11 Most Popular Investments options under Section 80C
Deepshikha | May 10, 2022 |
11 Most Popular Investments options under Section 80C
The most commonly used section for seeking Income Tax Deductions is Section 80C. This section enables a deduction of Rs. 1,50,000, applies to all taxpayers, regardless of their income source.
Investments in certain specified instruments are eligible for a deduction from total taxable income, which can be claimed under Section 80C. Section 80C allows you to claim a maximum deduction of Rs. 1,50,000.
This deduction of Rs. 1,50,000 can be claimed for a single investment or numerous investments. Only Rs. 1,50,000 would be permitted as a total cumulative deduction.
A person can invest in a variety of instruments and claim a deduction under Section 80C. The following are the eleven most popular investments that can be claimed as a deduction under Section 80C.
Investments in Equity Linked Mutual Funds are also eligible for a Section 80C deduction. It is important to remember that the deduction is only available for Equity Linked Mutual Funds, commonly known as ELSS Funds, and not for other Mutual Funds. These funds also have the words – Tax Saving on them.
These funds can be kept in a Demat Account or Physical Form. You can also buy them via an agent if you specify the Demat Account Number where you want the Mutual Fund Investment to be deposited. Some online stock trading accounts also allow users to buy mutual funds online.
These Equity Linked Mutual Funds have a three-year lock-in period, which means you can’t sell them before three years have passed since you bought them.
Section 80C allows you to deduct the life insurance premiums you pay to insure the lives of yourself, your spouse, and your children.
It is important to remember, however, that the life insurance premiums paid to insure the lives of parents are not allowed to be deducted.
Anyone, salaried or not, can invest in a PPF account and earn a fixed rate of interest. The rate of interest on PPF accounts is set by the government and changes at regular periods. PPF Account interest rates are normally slightly higher than Fixed Deposit interest rates.
PPF accounts are opened for 15 years with a 5-year lock-in period. After the fifth year, you can remove a set amount from your PPF account without incurring any prepayment penalties.

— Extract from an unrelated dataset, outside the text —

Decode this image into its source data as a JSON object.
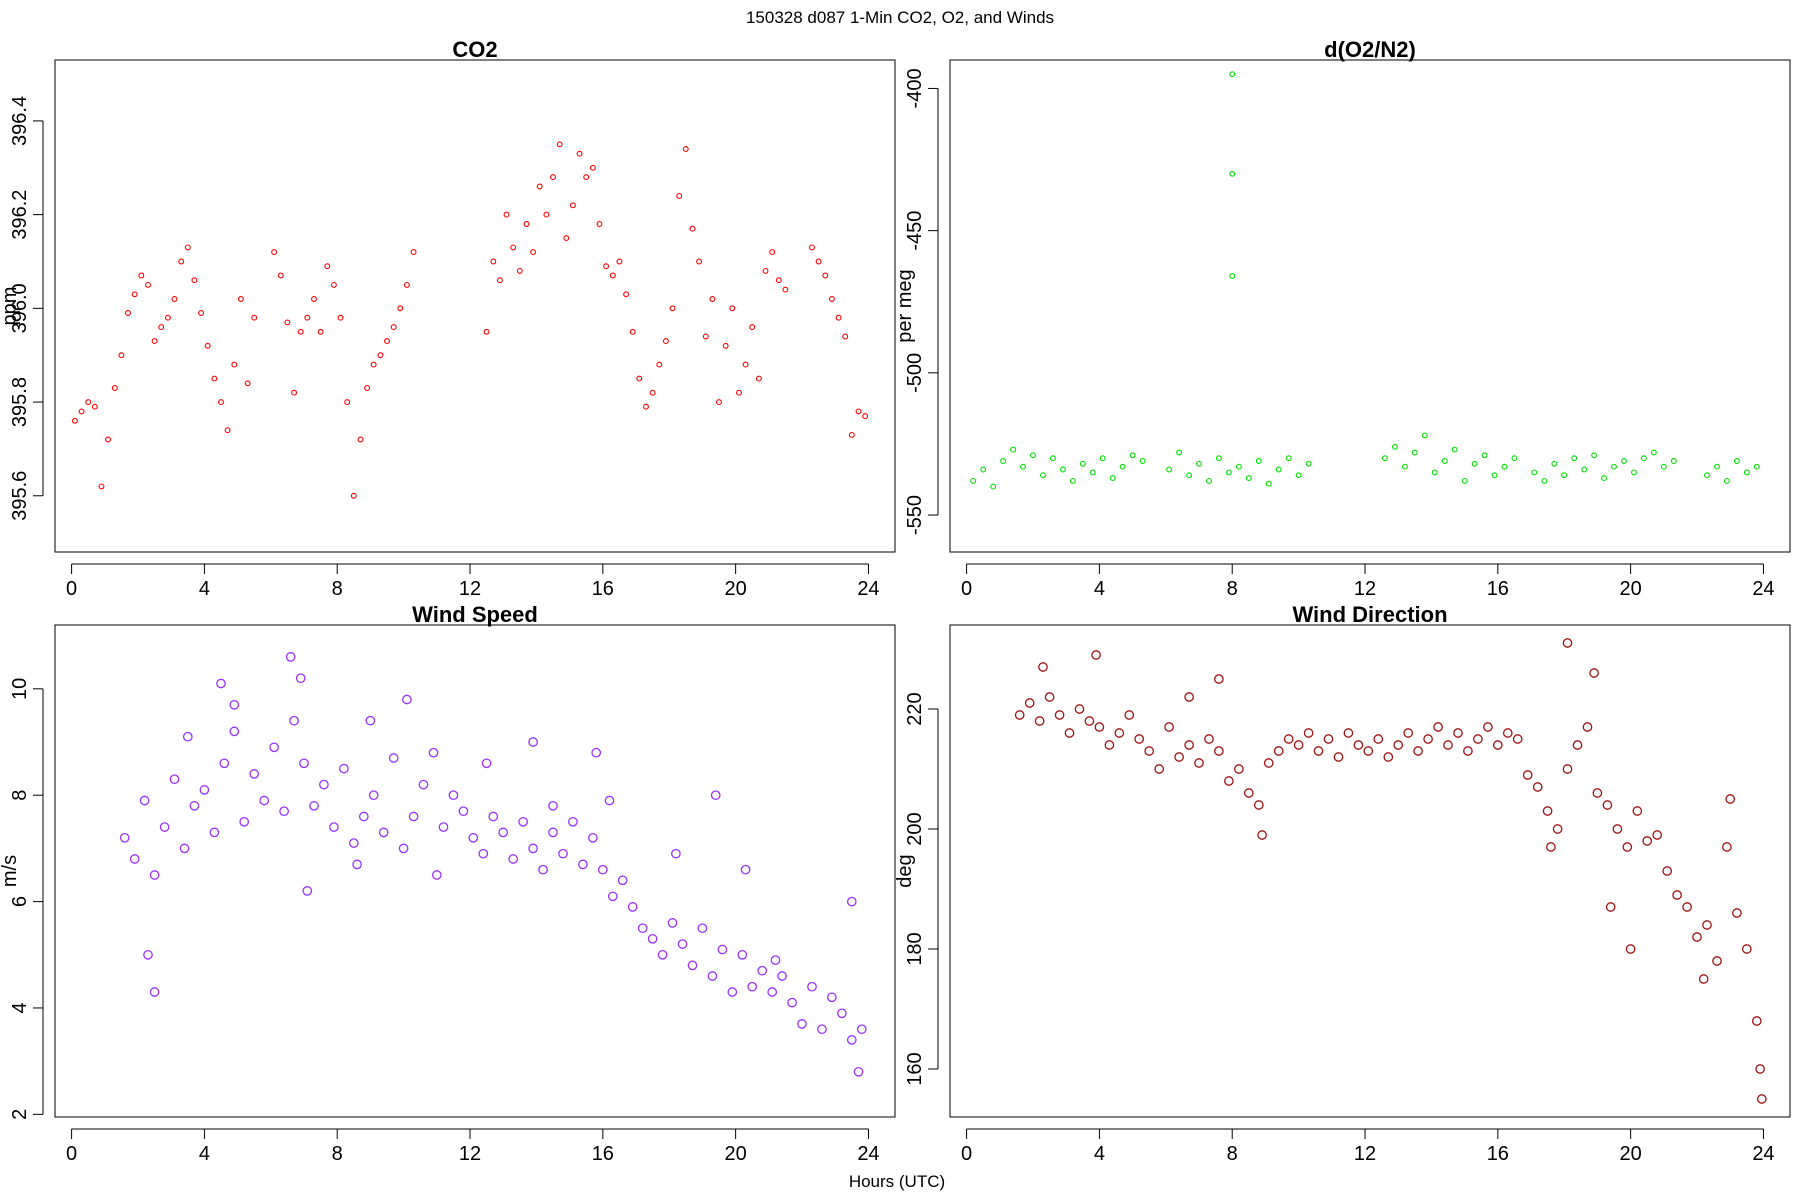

Employee Provident Fund is a retirement savings plan that is only offered to salaried employees. Both the employer and the employee invest a specified amount each month, and interest is paid on the amount in the EPF Account at regular periods.
The amount paid as Stamp Duty on the acquisition of a home and the amount paid on document registration can both be deducted in the year of purchase.
The repayment of the principal part of a home loan is also eligible for a deduction under Section 80C. Interest on a home loan is not deductible under this section, although it is deductible under Section 24.
The Government of India issues National Savings Certificates (also known as NSCs), which are fixed-income earning products. There are two varieties of NSCs: one with a 5-year duration and the other with a 10-year length.
Any of the above two types of NSCs are eligible for a Section 80C deduction.
Investment in a 5-year fixed deposit is also eligible for a Section 80C deduction. It is important to remember that this does not apply to all fixed deposits, but only to those with a term of more than 5 years.
You must tell your banker that you are making the fixed deposit to save money on taxes when you make it.
The Senior Citizen Savings Scheme is a fixed-income investment that pays interest regularly. Senior Citizen Savings Accounts can be opened at any post office in India, as well as at several Nationalized and Private Bank locations.
Under Section 80C, the money invested in the Sukanya Samriddhi Yojana for the welfare of a girl child is deductible. The money paid on the Sukanya Samriddhi Yojana is quite lucrative, and it is also tax-free because the income received on this account is not taxed.
School fees for up to two children are also eligible for a deduction under Section 80C. This deduction is available for fees paid for the full-time education of children in India in the fiscal year in which the payment is made.
Fees paid for part-time courses, coaching sessions, or education outside India are not eligible for a Section 80C deduction.